Я двумя руками сжал ее ручку и крепко потряс.
Она из двух моих рук избрала мизинец и крепко-крепко его сдавила.
— Я по поводу этого, — сказала и отпустила. — Своего мужа.
Я сидел и пальцами левой руки отбарабанивал нехитрый мотивчик. “Если мы еще промолчим какое-то время, — подумал я, — пододвину бумаги и стану работать, как будто ее тут нет”.
Но она сказала:
— Так вы мне его не дадите?
— Вашего мужа?
— Утопленника. Вы его так назвали.
Я снова забарабанил пальцами по столу, только другую мелодию, более быструю.
— Вы куда его денете?..
— Я могу замуж выйти за одного придуманного человека, — пояснила она. — Не знаю пока. Посмотрю еще.
Такое супружество было вполне возможно. Дело в том, что с Марьей Петровной было не все в порядке, этого она и сама не скрывала. Сидела, улыбалась и думала, будто я в это время уразумел, кто этот воображаемый человек, и даже смог его оценить.
— Девушку можете отослать за покупками, — сказала она. — Но лучше бы вам обойтись без этого.
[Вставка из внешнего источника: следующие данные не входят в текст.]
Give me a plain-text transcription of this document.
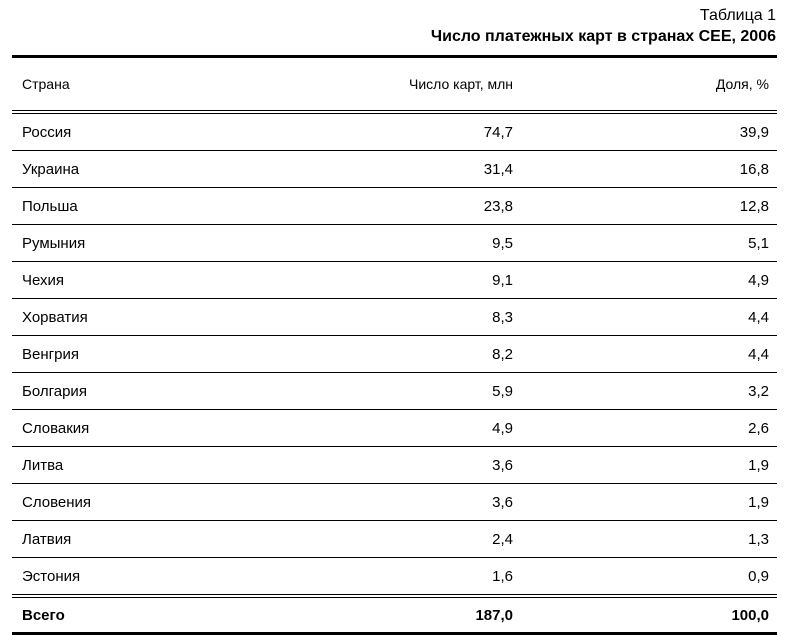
Таблица 1
Число платежных карт в странах CEE, 2006
Страна	Число карт, млн	Доля, %
Россия	74,7	39,9
Украина	31,4	16,8
Польша	23,8	12,8
Румыния	9,5	5,1
Чехия	9,1	4,9
Хорватия	8,3	4,4
Венгрия	8,2	4,4
Болгария	5,9	3,2
Словакия	4,9	2,6
Литва	3,6	1,9
Словения	3,6	1,9
Латвия	2,4	1,3
Эстония	1,6	0,9
Всего	187,0	100,0
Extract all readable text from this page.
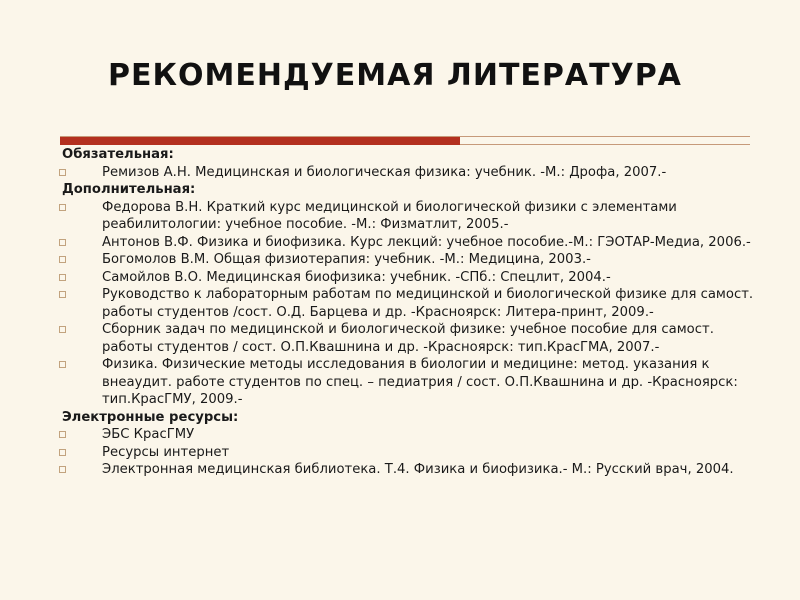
РЕКОМЕНДУЕМАЯ ЛИТЕРАТУРА

Обязательная:

Ремизов А.Н. Медицинская и биологическая физика: учебник. -М.: Дрофа, 2007.-

Дополнительная:

Федорова В.Н. Краткий курс медицинской и биологической физики с элементами реабилитологии: учебное пособие. -М.: Физматлит, 2005.-

Антонов В.Ф. Физика и биофизика. Курс лекций: учебное пособие.-М.: ГЭОТАР-Медиа, 2006.-

Богомолов В.М. Общая физиотерапия: учебник. -М.: Медицина, 2003.-

Самойлов В.О. Медицинская биофизика: учебник. -СПб.: Спецлит, 2004.-

Руководство к лабораторным работам по медицинской и биологической физике для самост. работы студентов /сост. О.Д. Барцева и др. -Красноярск: Литера-принт, 2009.-

Сборник задач по медицинской и биологической физике: учебное пособие для самост. работы студентов / сост. О.П.Квашнина и др. -Красноярск: тип.КрасГМА, 2007.-

Физика. Физические методы исследования в биологии и медицине: метод. указания к внеаудит. работе студентов по спец. – педиатрия / сост. О.П.Квашнина и др. -Красноярск: тип.КрасГМУ, 2009.-

Электронные ресурсы:

ЭБС КрасГМУ

Ресурсы интернет

Электронная медицинская библиотека. Т.4. Физика и биофизика.- М.: Русский врач, 2004.
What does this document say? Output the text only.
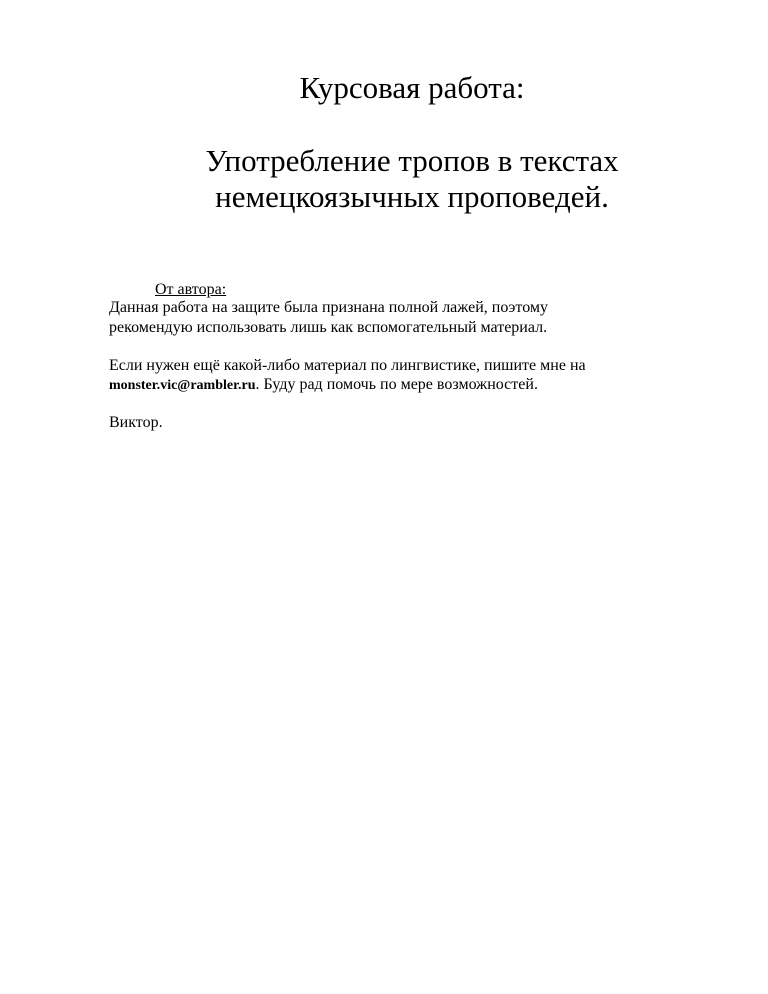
Курсовая работа:
Употребление тропов в текстах
немецкоязычных проповедей.

От автора:

Данная работа на защите была признана полной лажей, поэтому

рекомендую использовать лишь как вспомогательный материал.

Если нужен ещё какой-либо материал по лингвистике, пишите мне на

monster.vic@rambler.ru. Буду рад помочь по мере возможностей.

Виктор.
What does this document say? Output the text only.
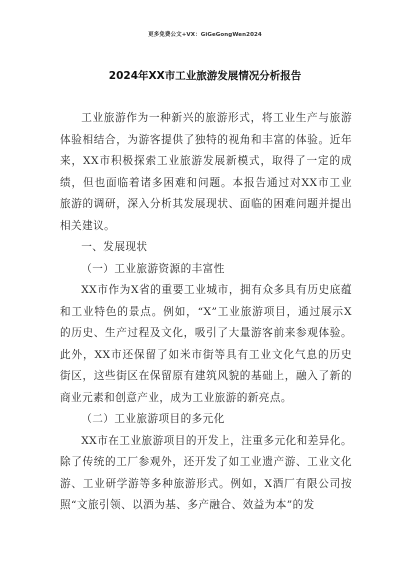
更多免费公文+VX：GiGeGongWen2024
2024年XX市工业旅游发展情况分析报告

工业旅游作为一种新兴的旅游形式，将工业生产与旅游体验相结合，为游客提供了独特的视角和丰富的体验。近年来，XX市积极探索工业旅游发展新模式，取得了一定的成绩，但也面临着诸多困难和问题。本报告通过对XX市工业旅游的调研，深入分析其发展现状、面临的困难问题并提出相关建议。

一、发展现状

（一）工业旅游资源的丰富性

XX市作为X省的重要工业城市，拥有众多具有历史底蕴和工业特色的景点。例如，“X”工业旅游项目，通过展示X的历史、生产过程及文化，吸引了大量游客前来参观体验。此外，XX市还保留了如米市街等具有工业文化气息的历史街区，这些街区在保留原有建筑风貌的基础上，融入了新的商业元素和创意产业，成为工业旅游的新亮点。

（二）工业旅游项目的多元化

XX市在工业旅游项目的开发上，注重多元化和差异化。除了传统的工厂参观外，还开发了如工业遗产游、工业文化游、工业研学游等多种旅游形式。例如，X酒厂有限公司按照“文旅引领、以酒为基、多产融合、效益为本”的发
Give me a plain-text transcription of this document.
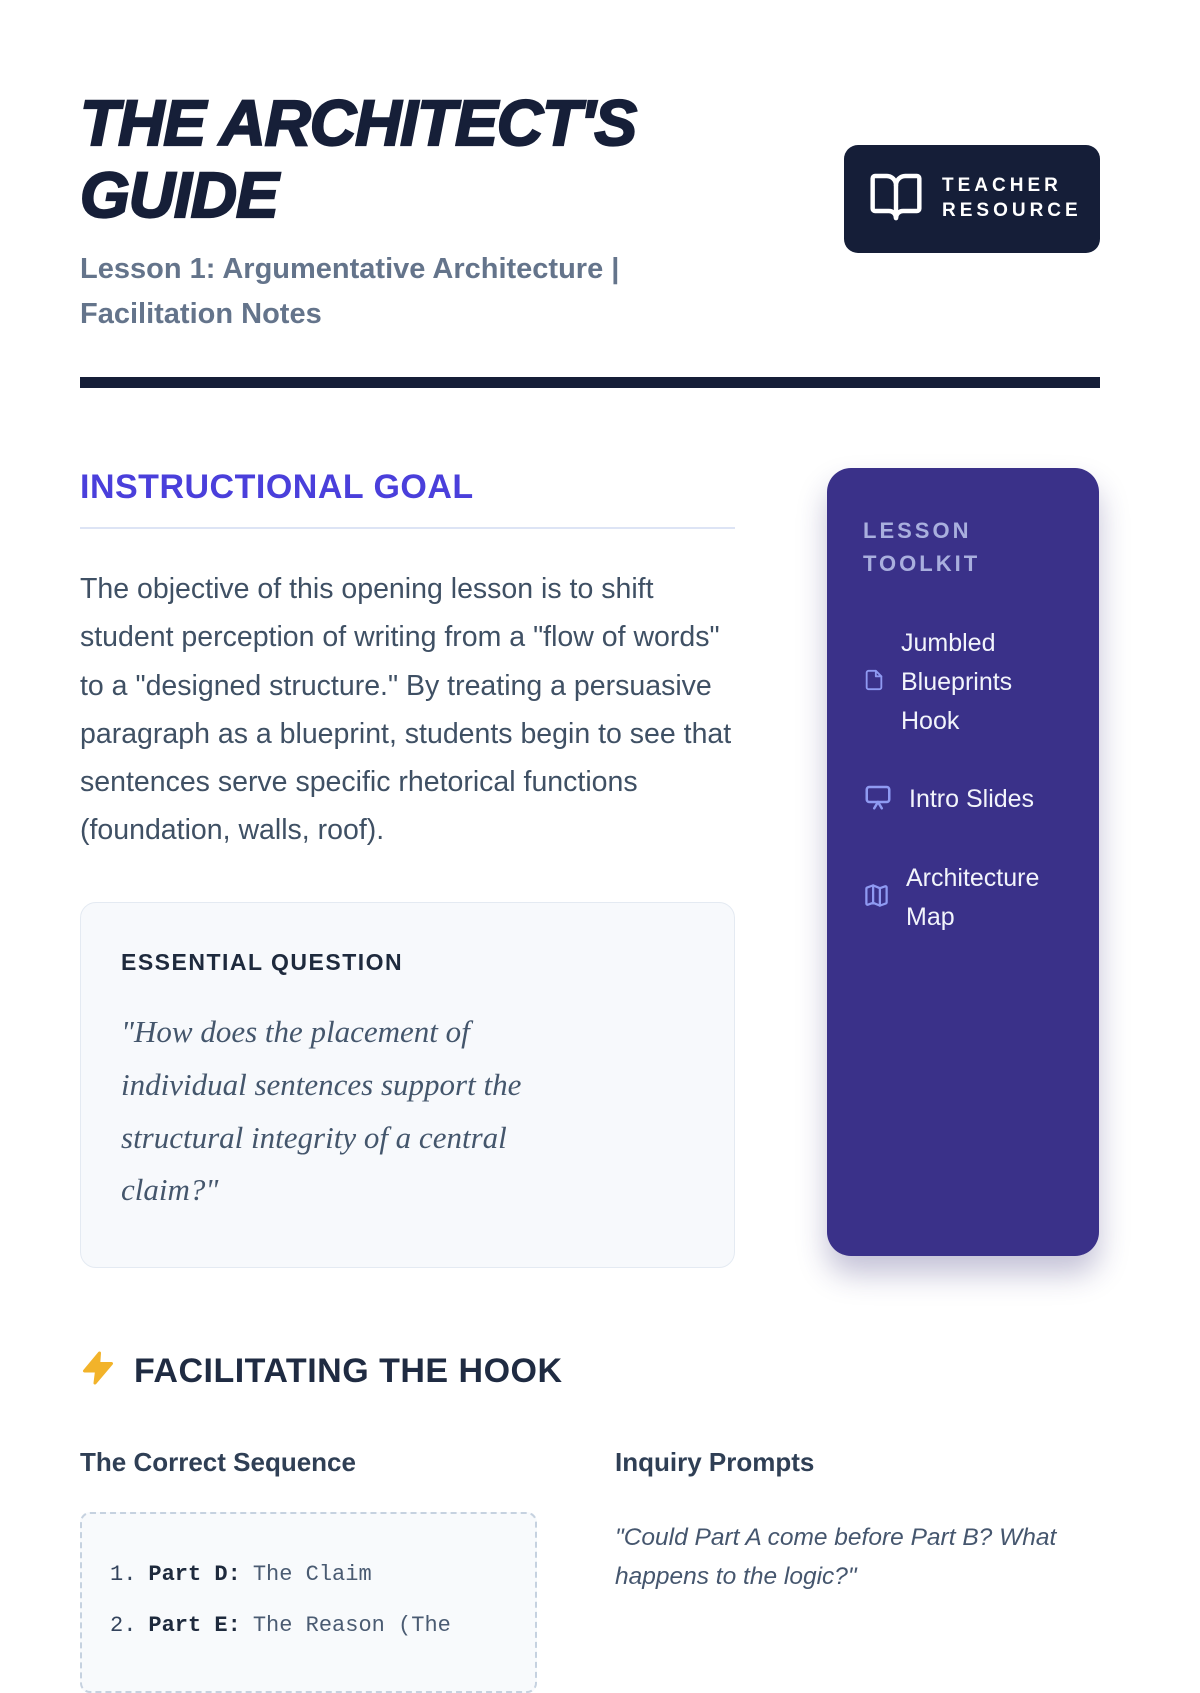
THE ARCHITECT'S GUIDE

Lesson 1: Argumentative Architecture | Facilitation Notes

TEACHER
RESOURCE
INSTRUCTIONAL GOAL

The objective of this opening lesson is to shift student perception of writing from a "flow of words" to a "designed structure." By treating a persuasive paragraph as a blueprint, students begin to see that sentences serve specific rhetorical functions (foundation, walls, roof).

ESSENTIAL QUESTION
"How does the placement of individual sentences support the structural integrity of a central claim?"
LESSON TOOLKIT
Jumbled Blueprints Hook
Intro Slides
Architecture Map
FACILITATING THE HOOK
The Correct Sequence
1. Part D: The Claim
2. Part E: The Reason (The
Inquiry Prompts

"Could Part A come before Part B? What happens to the logic?"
Где-то существует обычай — первая ночь принадлежит отцу жениха.
— Лучше бы вы этого не говорили, — сказал я и нежно, при этом цепко, взял ее за локоток и вывел за дверь.
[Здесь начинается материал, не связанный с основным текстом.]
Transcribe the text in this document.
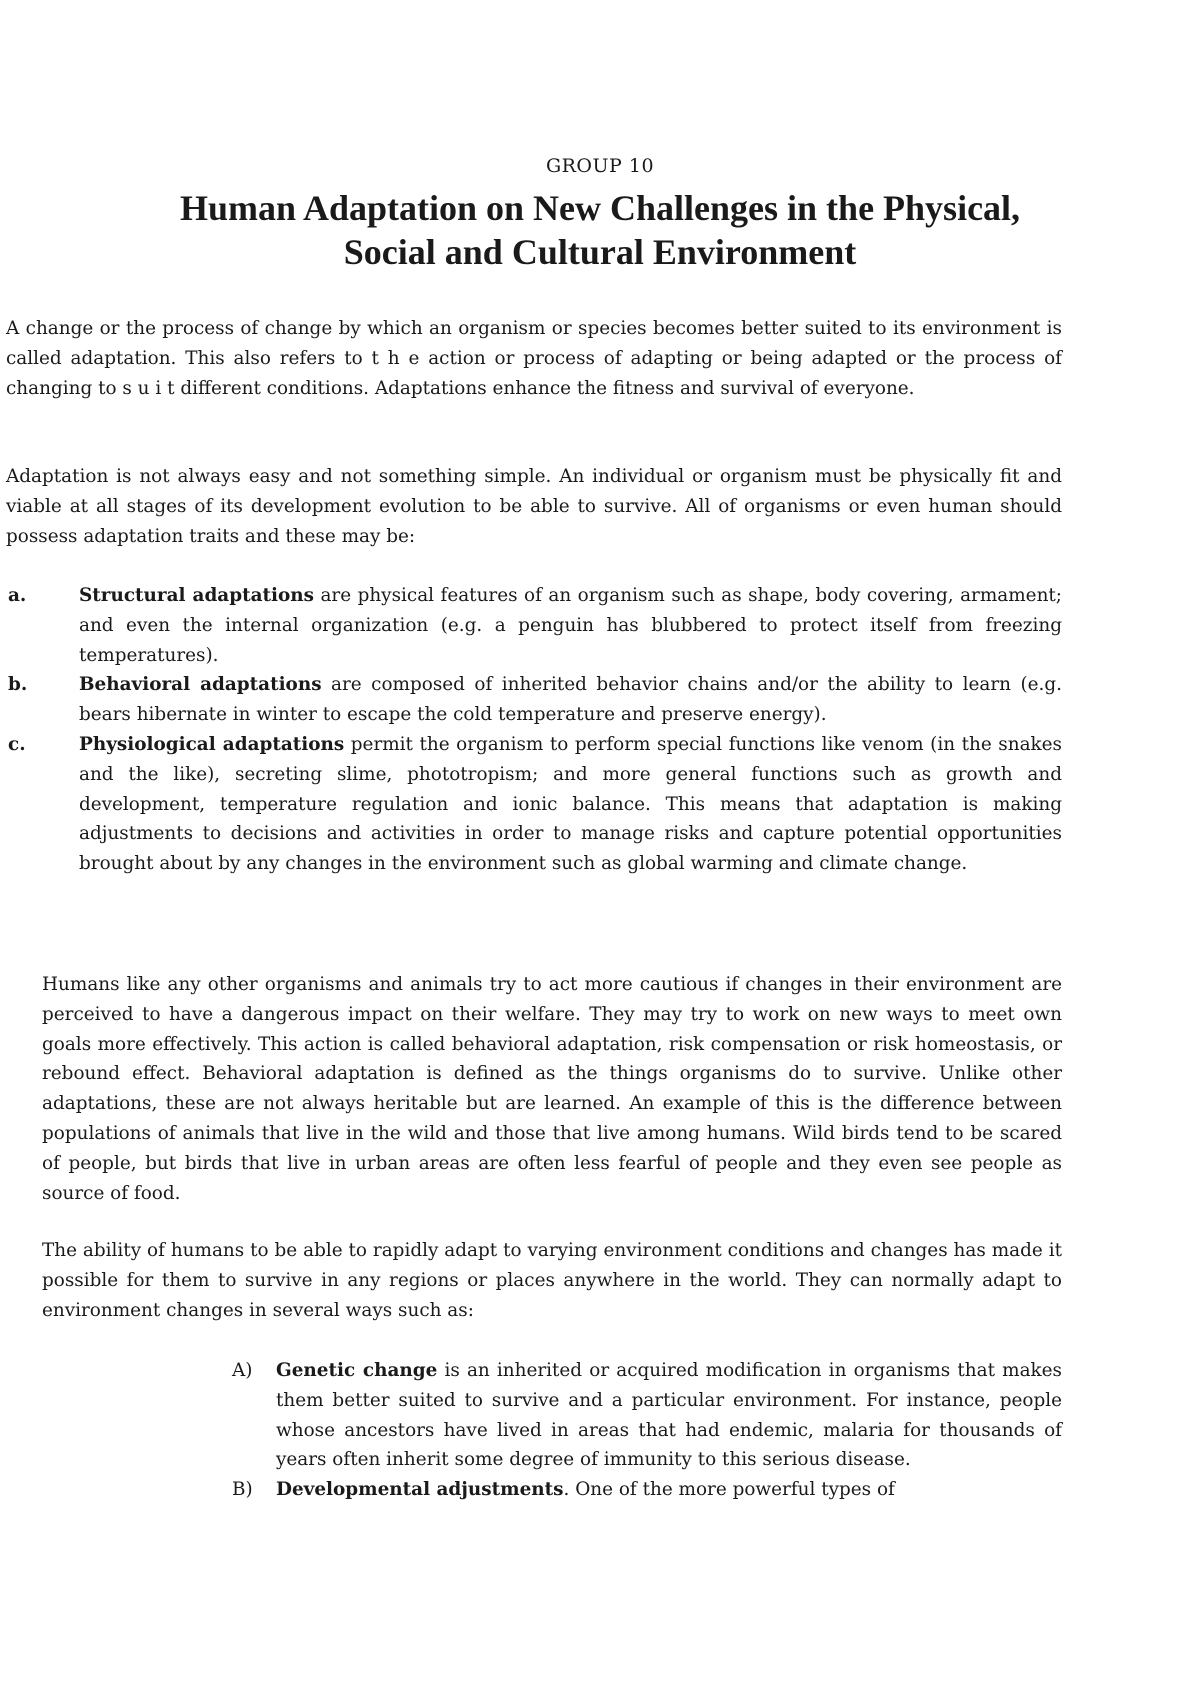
GROUP 10
Human Adaptation on New Challenges in the Physical,
Social and Cultural Environment

A change or the process of change by which an organism or species becomes better suited to its environment is called adaptation. This also refers to t h e action or process of adapting or being adapted or the process of changing to s u i t different conditions. Adaptations enhance the fitness and survival of everyone.

Adaptation is not always easy and not something simple. An individual or organism must be physically fit and viable at all stages of its development evolution to be able to survive. All of organisms or even human should possess adaptation traits and these may be:

a.	Structural adaptations are physical features of an organism such as shape, body covering, armament; and even the internal organization (e.g. a penguin has blubbered to protect itself from freezing temperatures).
b.	Behavioral adaptations are composed of inherited behavior chains and/or the ability to learn (e.g. bears hibernate in winter to escape the cold temperature and preserve energy).
c.	Physiological adaptations permit the organism to perform special functions like venom (in the snakes and the like), secreting slime, phototropism; and more general functions such as growth and development, temperature regulation and ionic balance. This means that adaptation is making adjustments to decisions and activities in order to manage risks and capture potential opportunities brought about by any changes in the environment such as global warming and climate change.

Humans like any other organisms and animals try to act more cautious if changes in their environment are perceived to have a dangerous impact on their welfare. They may try to work on new ways to meet own goals more effectively. This action is called behavioral adaptation, risk compensation or risk homeostasis, or rebound effect. Behavioral adaptation is defined as the things organisms do to survive. Unlike other adaptations, these are not always heritable but are learned. An example of this is the difference between populations of animals that live in the wild and those that live among humans. Wild birds tend to be scared of people, but birds that live in urban areas are often less fearful of people and they even see people as source of food.

The ability of humans to be able to rapidly adapt to varying environment conditions and changes has made it possible for them to survive in any regions or places anywhere in the world. They can normally adapt to environment changes in several ways such as:

A) Genetic change is an inherited or acquired modification in organisms that makes them better suited to survive and a particular environment. For instance, people whose ancestors have lived in areas that had endemic, malaria for thousands of years often inherit some degree of immunity to this serious disease.
B) Developmental adjustments. One of the more powerful types of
Через неделю моя секретарша устроила сцену, потому что Марья Петровна дни напролет сидела напротив ее стола и ела свои бутерброды.
— Чтобы духу ее здесь не было, — сказала мне секретарша.
Мы ее больше не видели. Может быть, я поступил некрасиво, но у каждого есть терпение. А у терпения есть пределы.
Ноги мои, слава Богу, приходят в порядок. Я, как уже сказано, атеист. Но палочка мне нужна.
— Если бы, Раполас, вы могли без палки, — любит повторять моя секретарша, когда я утром прихожу на работу.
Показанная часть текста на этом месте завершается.